Lo importante, en cualquier caso, es que la unidad
política está cruzada de punta a cabo por la perspectiva electoral. Si no hay
elecciones, no hay unidad política. ¿Para qué?
La unidad puede ser post- o pre-electoral. Nunca anti- o
no-electoral. Es pre-electoral cuando diversas fuerzas convergen con el
objetivo de alcanzar la mayoría frente a un enemigo común. Es post-electoral
cuando son formados gobiernos de coalición entre dos o más partidos con el
objetivo de asegurar la gobernación del país. Las primeras priman en los
sistemas presidencialistas. Las segundas en los parlamentaristas. En ambos
casos, el factor que define a la unidad es una elección, sea antes o después de
ella.
Así podemos explicarnos por qué los más destacados líderes políticos de nuestro tiempo han sido
excelentes candidatos. En la democracia moderna la diferencia entre líder y
candidato es cada vez menor. En América Latina, la mayoría de los líderes
políticos –desde Perón a Mujica, pasando por Betancourt, Allende, Lagos, Lula,
Arias, Chávez, Uribe, Santos, Capriles, y otros- han sido grandes candidatos.
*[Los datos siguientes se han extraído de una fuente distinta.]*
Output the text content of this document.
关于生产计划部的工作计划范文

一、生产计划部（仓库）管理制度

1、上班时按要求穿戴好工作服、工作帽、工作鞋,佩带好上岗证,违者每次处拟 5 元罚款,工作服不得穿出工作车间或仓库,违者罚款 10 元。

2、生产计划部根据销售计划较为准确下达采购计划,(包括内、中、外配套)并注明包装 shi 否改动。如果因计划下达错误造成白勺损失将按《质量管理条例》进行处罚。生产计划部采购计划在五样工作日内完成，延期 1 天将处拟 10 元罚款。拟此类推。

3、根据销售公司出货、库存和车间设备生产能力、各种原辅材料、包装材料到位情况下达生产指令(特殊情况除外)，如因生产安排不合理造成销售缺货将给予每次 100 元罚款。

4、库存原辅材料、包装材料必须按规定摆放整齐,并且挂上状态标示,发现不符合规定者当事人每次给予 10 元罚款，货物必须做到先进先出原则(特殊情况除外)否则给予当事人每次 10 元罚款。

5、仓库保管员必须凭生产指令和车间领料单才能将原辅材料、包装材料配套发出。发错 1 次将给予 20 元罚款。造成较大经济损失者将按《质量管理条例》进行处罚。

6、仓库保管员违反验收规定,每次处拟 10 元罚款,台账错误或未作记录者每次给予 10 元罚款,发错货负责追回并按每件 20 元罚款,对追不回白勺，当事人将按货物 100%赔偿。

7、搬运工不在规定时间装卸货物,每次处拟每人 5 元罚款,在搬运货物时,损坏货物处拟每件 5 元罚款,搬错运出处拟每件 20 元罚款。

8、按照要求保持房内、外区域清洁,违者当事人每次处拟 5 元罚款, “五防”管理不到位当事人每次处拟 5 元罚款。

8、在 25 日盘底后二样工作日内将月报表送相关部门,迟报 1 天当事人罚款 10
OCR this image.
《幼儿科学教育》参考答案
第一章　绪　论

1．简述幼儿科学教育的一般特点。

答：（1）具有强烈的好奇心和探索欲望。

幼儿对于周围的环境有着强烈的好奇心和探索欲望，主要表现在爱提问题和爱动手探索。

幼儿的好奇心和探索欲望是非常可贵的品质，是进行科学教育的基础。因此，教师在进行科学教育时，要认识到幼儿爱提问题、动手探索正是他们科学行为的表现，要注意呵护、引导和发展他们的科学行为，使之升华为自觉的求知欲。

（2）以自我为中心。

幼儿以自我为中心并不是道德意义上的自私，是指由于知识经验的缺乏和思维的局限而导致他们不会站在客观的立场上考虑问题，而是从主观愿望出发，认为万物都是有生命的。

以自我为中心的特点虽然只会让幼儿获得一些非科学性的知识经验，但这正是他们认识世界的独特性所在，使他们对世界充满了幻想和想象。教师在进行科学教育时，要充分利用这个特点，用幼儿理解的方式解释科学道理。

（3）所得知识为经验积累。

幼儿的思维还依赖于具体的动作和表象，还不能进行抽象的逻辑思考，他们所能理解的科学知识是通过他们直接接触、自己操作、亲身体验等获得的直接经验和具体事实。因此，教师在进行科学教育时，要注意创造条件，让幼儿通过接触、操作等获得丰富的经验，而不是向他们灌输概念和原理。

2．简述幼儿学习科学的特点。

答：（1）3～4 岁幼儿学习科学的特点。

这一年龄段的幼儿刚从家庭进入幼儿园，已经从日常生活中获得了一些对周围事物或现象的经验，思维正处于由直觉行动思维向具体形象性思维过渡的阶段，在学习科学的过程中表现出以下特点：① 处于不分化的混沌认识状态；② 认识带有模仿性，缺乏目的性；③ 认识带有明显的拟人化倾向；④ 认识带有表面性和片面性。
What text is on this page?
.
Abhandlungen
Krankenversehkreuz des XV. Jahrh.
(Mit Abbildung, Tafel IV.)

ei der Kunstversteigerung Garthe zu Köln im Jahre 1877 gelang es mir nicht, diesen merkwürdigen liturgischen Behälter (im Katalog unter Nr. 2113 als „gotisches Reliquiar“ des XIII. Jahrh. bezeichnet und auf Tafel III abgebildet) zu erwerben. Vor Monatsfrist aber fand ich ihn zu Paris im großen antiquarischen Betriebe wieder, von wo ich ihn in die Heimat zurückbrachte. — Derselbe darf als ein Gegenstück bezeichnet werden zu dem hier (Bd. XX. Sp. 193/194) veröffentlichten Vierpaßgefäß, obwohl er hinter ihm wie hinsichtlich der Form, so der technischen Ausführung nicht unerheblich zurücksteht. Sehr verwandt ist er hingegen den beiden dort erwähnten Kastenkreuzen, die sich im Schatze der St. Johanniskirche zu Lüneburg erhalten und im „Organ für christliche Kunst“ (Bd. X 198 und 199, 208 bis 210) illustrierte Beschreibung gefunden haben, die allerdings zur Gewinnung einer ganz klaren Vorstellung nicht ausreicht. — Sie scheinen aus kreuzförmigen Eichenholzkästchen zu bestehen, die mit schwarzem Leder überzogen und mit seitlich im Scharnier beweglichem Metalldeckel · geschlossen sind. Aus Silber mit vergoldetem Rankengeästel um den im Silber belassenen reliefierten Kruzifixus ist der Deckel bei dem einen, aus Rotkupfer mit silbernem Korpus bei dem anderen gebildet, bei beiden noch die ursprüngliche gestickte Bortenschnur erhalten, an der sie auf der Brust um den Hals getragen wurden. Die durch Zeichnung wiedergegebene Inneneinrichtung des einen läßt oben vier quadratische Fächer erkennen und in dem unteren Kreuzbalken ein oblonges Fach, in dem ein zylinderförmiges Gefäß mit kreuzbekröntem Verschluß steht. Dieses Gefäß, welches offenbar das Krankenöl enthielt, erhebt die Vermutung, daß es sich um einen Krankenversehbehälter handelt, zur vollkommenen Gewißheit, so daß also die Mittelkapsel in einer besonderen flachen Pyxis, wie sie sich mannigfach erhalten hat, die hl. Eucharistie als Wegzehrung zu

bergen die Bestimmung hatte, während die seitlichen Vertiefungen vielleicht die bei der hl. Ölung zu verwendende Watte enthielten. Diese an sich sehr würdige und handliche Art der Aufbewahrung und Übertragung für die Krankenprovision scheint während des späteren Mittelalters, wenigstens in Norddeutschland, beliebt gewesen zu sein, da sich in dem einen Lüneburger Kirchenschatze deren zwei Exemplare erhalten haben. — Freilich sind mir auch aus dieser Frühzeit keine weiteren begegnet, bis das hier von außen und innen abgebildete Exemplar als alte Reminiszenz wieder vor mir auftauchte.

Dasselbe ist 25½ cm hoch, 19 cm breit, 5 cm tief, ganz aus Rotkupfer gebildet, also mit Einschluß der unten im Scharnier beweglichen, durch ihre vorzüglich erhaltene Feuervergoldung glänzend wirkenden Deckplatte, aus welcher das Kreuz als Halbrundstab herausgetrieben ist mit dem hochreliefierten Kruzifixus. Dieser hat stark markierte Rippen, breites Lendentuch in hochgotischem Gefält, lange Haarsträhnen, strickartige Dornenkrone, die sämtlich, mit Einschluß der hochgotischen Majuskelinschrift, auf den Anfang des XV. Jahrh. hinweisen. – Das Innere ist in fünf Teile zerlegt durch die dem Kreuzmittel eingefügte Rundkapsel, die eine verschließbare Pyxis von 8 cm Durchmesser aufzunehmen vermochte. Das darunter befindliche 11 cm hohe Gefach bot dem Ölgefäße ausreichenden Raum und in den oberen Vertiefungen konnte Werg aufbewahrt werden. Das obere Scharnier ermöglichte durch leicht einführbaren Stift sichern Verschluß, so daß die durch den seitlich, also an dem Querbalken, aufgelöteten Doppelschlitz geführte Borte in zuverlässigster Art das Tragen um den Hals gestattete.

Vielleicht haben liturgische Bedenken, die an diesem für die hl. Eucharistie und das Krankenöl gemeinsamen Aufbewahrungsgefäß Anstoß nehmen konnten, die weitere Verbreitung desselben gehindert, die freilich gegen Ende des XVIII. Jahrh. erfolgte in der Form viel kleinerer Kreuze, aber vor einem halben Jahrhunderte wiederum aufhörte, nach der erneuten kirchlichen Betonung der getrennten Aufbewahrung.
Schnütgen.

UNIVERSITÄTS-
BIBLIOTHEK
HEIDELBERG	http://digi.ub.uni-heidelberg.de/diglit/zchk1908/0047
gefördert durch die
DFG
La ligazón entre liderazgo y candidatura es muy
importante. Será tematizada en un próximo artículo.
[1] No
me referiré nuevamente al ya mítico plebiscito chileno de 1988 que unió a todas
las fuerzas democráticas de la nación en un “No” contra una dictadura que
controlaba todas las instancias electorales. Hay otros casos. Uno de los más
notables y menos citados fue el triunfo electoral de Vicente Fox el año 2000
cuya coalición puso fin a la dominación del PRI, partido-estado que regía los
destinos de México desde 1929 y controlaba a todo el aparato electoral. Junto a
Fox y su “Alianza para el Cambio” se unieron partidos como el PAN, el Partido
Verde y el Partido Auténtico de la Revolución.
[2] Esa
fue la gran locura de los grupos insurreccionales latinoamericanos de los años
sesenta y setenta de América Latina como Los Tupamaros, los Montoneros, El ERP,
el MIR, la ultraizquierda del PS chileno, y otros. En algunos casos se
levantaron en contra de democracias plenamente constituidas (Chile, Uruguay).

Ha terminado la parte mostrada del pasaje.